La RSE n’est pas un thème pour la communication interne, c’est son nouveau contrat social. Les salariés ne veulent plus entendre parler de ‘valeurs’ ou de ‘principes’ ou de tout autre mot-valise pour exprimer de quoi est faite la culture – souvent mainstream – du monde de l’entreprise. Ils veulent des actes et surtout des preuves. La communication interne doit devenir l’auditeur interne de la Direction de la RSE, quand elles ne sont pas rassemblées au sein d’une même équipe : rendre compte, expliquer les arbitrages, assumer les contradictions.
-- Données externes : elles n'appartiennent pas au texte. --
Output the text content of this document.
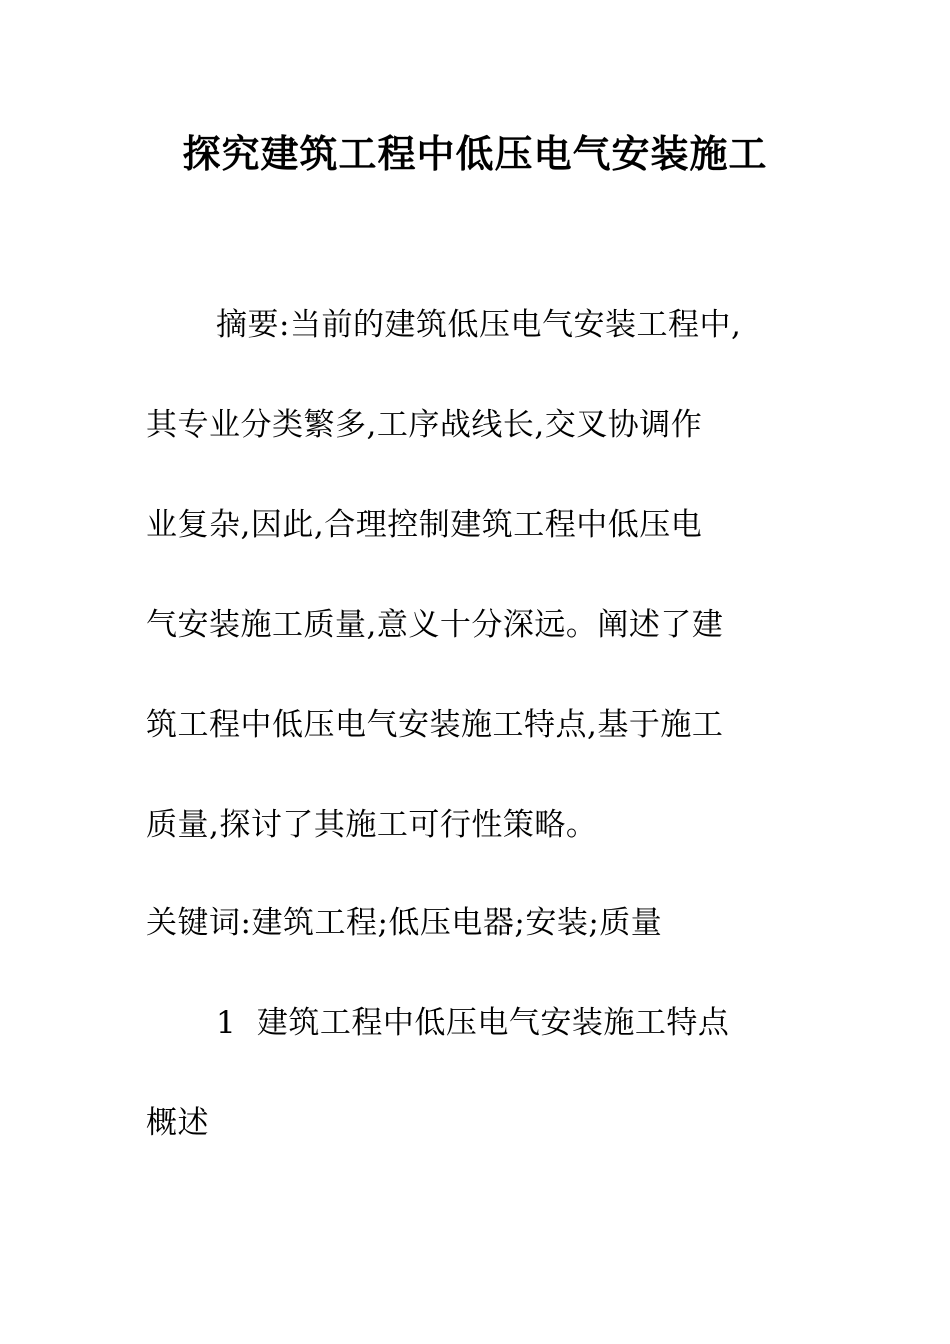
探究建筑工程中低压电气安装施工
摘要:当前的建筑低压电气安装工程中,
其专业分类繁多,工序战线长,交叉协调作
业复杂,因此,合理控制建筑工程中低压电
气安装施工质量,意义十分深远。阐述了建
筑工程中低压电气安装施工特点,基于施工
质量,探讨了其施工可行性策略。
关键词:建筑工程;低压电器;安装;质量
1  建筑工程中低压电气安装施工特点
概述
Sinon, c’est du greenwashing. Le risque, c’est que la RSE devienne un sujet de fracture, entre ceux qui y croient avec sincérité et ceux qui veulent la mettre au service du marketing. La communication interne doit impérativement désacraliser la RSE : la sortir des rapports annuels, la rendre tangible, montrer comment elle s’incarne dans l’organisation.
- La communication syndicale apparait un impensé des dispositifs de communication interne. Souvent en entreprise, il y a une direction de la communication interne, rattachée à la direction de la communication, et un service de relations avec les organisations syndicales rattaché aux Ressources humaines. Ce cloisonnement vous semble-t-il encore pertinent ?
Ce cloisonnement est un luxe que les entreprises ne peuvent plus se permettre. Les syndicats ne sont pas des parties prenantes comme les autres. Une direction de la communication qui ignore les relations sociales, c’est comme un médecin qui soignerait le corps sans écouter le cœur. Les enjeux de dialogue social, de qualité de vie et de santé au travail, de transformation, d’équilibre vie pro-vie perso sont indissociables. La communication interne doit intégrer les syndicats dans sa stratégie, pour en faire des partenaires de sa crédibilité.
- Qu’est-ce qui vous semble le plus utile pour recréer de la confiance en communication interne ?
La confiance ne se fabrique pas avec des mots, mais avec des actes. La confiance, c’est l’art d’oser montrer ses failles pour en faire des forces. Une communication interne qui ne prend pas de risques ne mérite pas d’être écoutée. C’est pour cela que la communication interne est un métier noble, exigeant et difficile ! C’est ce qui fait aussi toute sa richesse.